It's obvious that for a standard bounded domain $\Omega$ the interpolation inequality of Gagliardo-Nirenberg for a special case, can be written as the following:
If $D^m v$ and $v$ belong to $L^p(\Omega)$ then $D^r v$ belongs to $L^p(\Omega)$ for $r=0,\cdots,m-1$. In addition, we have: $$ \| D^r v \|_{L^p(\Omega)} \leq C_{\Omega} \left( \| D^{m} v \|_{L^p(\Omega)} + \| v \|_{L^p(\Omega)} \right). $$
Now, if the support of $v$ is included in a compact $K \subset \Omega$, will the constant $C$ depend on $\Omega$ or on the support $K$ of the function $v$?
For compactly supported functions, such a Sobolev embedding constant is universal (it depends only on the parameters, not on the support of the functions).

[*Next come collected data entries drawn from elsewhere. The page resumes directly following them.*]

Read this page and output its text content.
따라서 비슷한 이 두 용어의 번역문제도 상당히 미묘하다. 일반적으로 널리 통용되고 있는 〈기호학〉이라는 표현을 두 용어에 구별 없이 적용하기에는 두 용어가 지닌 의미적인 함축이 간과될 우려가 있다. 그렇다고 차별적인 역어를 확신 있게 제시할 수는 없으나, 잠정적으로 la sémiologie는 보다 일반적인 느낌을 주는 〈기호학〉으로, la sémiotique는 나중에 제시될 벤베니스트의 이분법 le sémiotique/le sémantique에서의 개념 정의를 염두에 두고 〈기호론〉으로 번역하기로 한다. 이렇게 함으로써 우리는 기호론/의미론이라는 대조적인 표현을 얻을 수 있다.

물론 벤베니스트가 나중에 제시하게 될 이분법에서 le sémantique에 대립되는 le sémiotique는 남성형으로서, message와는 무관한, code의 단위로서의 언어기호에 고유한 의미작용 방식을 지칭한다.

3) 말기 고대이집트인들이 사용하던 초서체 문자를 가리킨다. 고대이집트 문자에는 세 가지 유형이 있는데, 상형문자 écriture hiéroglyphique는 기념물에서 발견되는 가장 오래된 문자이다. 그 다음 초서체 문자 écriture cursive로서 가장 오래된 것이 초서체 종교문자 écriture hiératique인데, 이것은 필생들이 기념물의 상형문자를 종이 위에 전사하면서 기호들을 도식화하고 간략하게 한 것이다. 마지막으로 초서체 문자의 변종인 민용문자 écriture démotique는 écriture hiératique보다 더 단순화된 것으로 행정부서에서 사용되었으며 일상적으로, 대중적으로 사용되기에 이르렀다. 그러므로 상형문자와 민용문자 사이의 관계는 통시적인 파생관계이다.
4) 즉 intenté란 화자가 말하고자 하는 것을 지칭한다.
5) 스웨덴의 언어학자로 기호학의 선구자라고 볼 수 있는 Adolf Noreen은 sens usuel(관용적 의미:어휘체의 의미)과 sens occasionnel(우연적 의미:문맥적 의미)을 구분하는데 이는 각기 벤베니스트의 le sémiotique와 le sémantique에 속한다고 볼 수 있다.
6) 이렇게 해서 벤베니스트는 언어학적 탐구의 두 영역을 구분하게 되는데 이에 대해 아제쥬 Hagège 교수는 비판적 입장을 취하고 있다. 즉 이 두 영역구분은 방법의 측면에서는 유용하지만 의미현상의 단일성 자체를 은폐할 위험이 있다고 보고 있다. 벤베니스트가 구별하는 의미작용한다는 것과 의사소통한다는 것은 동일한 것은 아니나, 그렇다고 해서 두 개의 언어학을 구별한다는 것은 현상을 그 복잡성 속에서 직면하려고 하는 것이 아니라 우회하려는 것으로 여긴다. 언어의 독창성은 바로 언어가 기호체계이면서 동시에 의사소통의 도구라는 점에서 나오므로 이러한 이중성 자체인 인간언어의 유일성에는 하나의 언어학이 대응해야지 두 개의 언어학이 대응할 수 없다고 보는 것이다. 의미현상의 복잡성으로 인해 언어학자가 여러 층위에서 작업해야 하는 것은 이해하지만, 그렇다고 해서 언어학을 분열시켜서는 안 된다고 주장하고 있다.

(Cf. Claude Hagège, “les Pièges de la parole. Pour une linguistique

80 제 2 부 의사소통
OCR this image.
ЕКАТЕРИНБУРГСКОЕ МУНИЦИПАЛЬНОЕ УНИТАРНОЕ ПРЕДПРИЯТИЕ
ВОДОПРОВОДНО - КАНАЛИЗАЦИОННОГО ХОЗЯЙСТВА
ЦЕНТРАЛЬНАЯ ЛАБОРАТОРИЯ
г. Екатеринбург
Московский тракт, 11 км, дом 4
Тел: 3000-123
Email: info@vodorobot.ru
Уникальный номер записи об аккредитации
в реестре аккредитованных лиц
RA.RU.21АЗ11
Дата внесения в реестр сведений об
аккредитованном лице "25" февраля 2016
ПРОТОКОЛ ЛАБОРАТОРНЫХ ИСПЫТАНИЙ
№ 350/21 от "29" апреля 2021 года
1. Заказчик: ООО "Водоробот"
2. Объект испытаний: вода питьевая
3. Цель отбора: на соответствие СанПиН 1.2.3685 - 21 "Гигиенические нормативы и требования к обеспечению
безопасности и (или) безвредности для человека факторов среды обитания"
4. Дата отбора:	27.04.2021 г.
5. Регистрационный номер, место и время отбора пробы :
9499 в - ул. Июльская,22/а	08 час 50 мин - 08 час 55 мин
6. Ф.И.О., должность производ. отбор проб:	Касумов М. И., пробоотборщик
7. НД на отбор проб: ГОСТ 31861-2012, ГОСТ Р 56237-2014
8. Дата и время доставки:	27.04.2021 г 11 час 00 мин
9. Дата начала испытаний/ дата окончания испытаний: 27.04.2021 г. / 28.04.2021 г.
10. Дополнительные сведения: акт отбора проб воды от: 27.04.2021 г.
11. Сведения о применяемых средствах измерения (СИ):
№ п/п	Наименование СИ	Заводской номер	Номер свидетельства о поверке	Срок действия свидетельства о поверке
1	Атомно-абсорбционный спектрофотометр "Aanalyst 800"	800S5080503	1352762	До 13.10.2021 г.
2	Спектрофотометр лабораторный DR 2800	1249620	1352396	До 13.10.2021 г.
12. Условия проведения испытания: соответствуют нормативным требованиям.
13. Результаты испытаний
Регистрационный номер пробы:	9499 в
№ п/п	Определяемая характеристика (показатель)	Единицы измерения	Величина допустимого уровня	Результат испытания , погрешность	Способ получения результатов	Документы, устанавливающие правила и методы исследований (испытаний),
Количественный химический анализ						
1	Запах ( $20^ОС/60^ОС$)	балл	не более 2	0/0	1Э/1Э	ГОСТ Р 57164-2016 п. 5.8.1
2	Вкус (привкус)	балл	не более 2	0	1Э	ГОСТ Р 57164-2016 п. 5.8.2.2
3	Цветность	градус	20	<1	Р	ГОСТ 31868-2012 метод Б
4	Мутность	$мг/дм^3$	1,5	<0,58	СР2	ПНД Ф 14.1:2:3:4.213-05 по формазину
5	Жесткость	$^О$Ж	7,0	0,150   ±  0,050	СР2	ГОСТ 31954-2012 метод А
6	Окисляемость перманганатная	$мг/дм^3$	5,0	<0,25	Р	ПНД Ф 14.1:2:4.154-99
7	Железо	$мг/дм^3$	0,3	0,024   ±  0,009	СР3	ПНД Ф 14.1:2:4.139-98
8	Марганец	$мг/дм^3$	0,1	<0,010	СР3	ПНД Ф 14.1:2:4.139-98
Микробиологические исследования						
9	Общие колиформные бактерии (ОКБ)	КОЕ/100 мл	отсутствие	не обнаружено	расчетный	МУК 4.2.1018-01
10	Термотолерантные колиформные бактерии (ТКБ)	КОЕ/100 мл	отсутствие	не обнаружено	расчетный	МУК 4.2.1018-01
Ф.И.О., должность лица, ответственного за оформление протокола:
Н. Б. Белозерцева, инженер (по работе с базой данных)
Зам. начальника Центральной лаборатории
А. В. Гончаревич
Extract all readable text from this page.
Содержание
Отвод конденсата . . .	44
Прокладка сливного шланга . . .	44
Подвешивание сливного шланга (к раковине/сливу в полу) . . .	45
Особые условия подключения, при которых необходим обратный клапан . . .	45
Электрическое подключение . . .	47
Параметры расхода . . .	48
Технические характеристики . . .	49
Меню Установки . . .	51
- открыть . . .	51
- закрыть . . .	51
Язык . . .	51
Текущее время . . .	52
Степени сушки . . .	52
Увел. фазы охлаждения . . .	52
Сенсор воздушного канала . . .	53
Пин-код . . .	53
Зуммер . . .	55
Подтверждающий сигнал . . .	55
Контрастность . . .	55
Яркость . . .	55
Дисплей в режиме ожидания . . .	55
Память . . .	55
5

In the case mentioned above, this follows from the fact that the scaling-invariant Gagliardo-Nirenberg interpolation inequality reads as follows: there exists $C > 0$ such that, for every $v \in C^\infty_c(\mathbb{R}^n;\mathbb{R})$, $$ \| D^r v \|_{L^p(\mathbb{R}^n)} \leq C \| D^m v \|_{L^p(\mathbb{R}^n)}^{\frac r m} \| v \|_{L^p(\mathbb{R}^n)}^{1-\frac r m}. $$ Then, the associated additive Sobolev inequality follows by Young's inequality for products, with a constant which depends neither on $K$ nor on $\Omega$, as long as $v$ is indeed compactly supported inside $\Omega$.
When $v$ is not compactly supported inside $\Omega$, the scaling invariance is lost and the constant may depend on the size of $\Omega$.